Content-Type: text/plain; charset=US-ASCII.

kmself@IX.NETCOM.COM writes:

> > >In UNIX: > > > > > >sas -editcmd /usr/bin/vi > > >sas -editcmd /usr/local/bin/emacs > > > > > >Or the inverse - launch SAS from emacs [ESS]: > > > > I've tried the above UNIX command, but it doesn't seem to work. Even if it > > did, wouldn't you still need the SAS program editor to submit the job? Seems > > simpler to just run vi or emacs from UNIX and submit batch jobs to SAS.

It often is. But for program development or debugging, this works great.

> You need to use a different version of the editcmd invocation for vi in > an X Windows environment, unless you're using an X-aware vi clone such > as vim.

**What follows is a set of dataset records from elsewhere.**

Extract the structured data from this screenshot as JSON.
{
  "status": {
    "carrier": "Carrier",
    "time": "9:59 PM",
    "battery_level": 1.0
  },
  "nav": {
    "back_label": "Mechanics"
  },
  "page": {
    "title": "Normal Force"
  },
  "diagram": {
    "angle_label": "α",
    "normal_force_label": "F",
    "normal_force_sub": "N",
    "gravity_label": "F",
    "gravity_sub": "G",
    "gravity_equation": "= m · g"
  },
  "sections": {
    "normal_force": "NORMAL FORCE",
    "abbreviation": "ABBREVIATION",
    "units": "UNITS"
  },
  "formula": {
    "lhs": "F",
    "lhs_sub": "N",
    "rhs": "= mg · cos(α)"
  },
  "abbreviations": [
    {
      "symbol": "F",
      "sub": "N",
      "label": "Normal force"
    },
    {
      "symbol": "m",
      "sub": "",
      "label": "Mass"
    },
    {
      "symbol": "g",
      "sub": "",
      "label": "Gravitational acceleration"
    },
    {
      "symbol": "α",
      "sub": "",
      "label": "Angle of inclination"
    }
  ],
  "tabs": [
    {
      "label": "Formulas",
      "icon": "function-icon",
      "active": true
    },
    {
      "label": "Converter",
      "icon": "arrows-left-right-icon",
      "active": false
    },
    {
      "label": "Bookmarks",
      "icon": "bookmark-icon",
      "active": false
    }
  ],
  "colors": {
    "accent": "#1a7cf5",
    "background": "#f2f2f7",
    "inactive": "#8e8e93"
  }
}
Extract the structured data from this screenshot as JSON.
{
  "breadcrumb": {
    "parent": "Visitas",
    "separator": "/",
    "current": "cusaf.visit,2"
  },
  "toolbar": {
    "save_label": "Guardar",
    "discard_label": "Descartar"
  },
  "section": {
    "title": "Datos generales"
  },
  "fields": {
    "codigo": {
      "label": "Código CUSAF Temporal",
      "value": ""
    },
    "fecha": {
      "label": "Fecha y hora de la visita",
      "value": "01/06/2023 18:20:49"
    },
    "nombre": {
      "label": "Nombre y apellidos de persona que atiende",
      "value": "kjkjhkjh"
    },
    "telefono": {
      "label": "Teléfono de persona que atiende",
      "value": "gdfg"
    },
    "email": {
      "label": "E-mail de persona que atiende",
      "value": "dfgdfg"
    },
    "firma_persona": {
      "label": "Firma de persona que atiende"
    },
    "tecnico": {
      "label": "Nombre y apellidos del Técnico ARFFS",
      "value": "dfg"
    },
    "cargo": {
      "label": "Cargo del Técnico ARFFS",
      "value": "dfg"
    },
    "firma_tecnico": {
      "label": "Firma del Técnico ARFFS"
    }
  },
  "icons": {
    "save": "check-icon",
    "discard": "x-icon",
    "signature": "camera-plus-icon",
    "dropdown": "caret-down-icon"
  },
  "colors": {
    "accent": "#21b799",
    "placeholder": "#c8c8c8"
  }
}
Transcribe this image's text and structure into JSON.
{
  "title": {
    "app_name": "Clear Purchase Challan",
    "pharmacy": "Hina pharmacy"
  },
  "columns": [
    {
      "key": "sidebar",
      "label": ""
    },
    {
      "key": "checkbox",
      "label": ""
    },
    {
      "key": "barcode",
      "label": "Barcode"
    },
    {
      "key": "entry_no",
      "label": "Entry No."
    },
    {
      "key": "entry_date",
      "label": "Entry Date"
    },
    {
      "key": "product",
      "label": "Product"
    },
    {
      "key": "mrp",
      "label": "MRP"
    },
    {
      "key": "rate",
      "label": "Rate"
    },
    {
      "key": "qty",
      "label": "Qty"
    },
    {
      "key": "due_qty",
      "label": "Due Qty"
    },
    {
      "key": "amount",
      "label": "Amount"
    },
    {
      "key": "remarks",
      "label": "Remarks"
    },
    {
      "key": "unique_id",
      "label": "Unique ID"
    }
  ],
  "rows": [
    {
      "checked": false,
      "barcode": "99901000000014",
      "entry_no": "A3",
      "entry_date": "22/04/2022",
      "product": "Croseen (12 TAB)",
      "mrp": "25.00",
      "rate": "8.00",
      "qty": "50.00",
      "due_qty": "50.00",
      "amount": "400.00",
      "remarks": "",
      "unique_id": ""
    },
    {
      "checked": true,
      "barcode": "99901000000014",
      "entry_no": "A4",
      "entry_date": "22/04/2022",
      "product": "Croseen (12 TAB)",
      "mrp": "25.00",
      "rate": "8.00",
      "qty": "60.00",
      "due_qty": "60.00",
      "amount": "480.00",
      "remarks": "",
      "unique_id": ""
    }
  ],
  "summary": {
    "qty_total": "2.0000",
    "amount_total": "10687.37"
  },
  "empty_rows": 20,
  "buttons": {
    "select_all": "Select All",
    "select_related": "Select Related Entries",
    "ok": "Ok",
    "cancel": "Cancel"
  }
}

If you launch sas from a terminal with the above syntax then that terminal becomes the edit window. Contents of the program editor are written to a temporary edit buffer [Invoked with the syntax hostedit or hed]...when edits are saved the program editor is updated. This can be done in or out of X. For a non-X session:

sas -fsdevice ascii -editcmd vi sas -fsdevicd ascii -editcmd emacs sas -fsdevice ascii -editcmd 'xemacs -nw'

This works in Version 8 despite claims to the contrary.

> The full editcmd is specified in the SAS companion for the Unix > environment, and requires invoking a terminal from which to run the > editor in. Something like: > > sas -editcmd <terminal> -e /usr/bin/vi

The reason for doing this is to retain a familiar editing environment. SAS programs are not the only thing I edit. In my case, emacs provides a consistent environment for programming, email, usenet, writing docs etc. The SAS Editor works but only for SAS. I don't need that.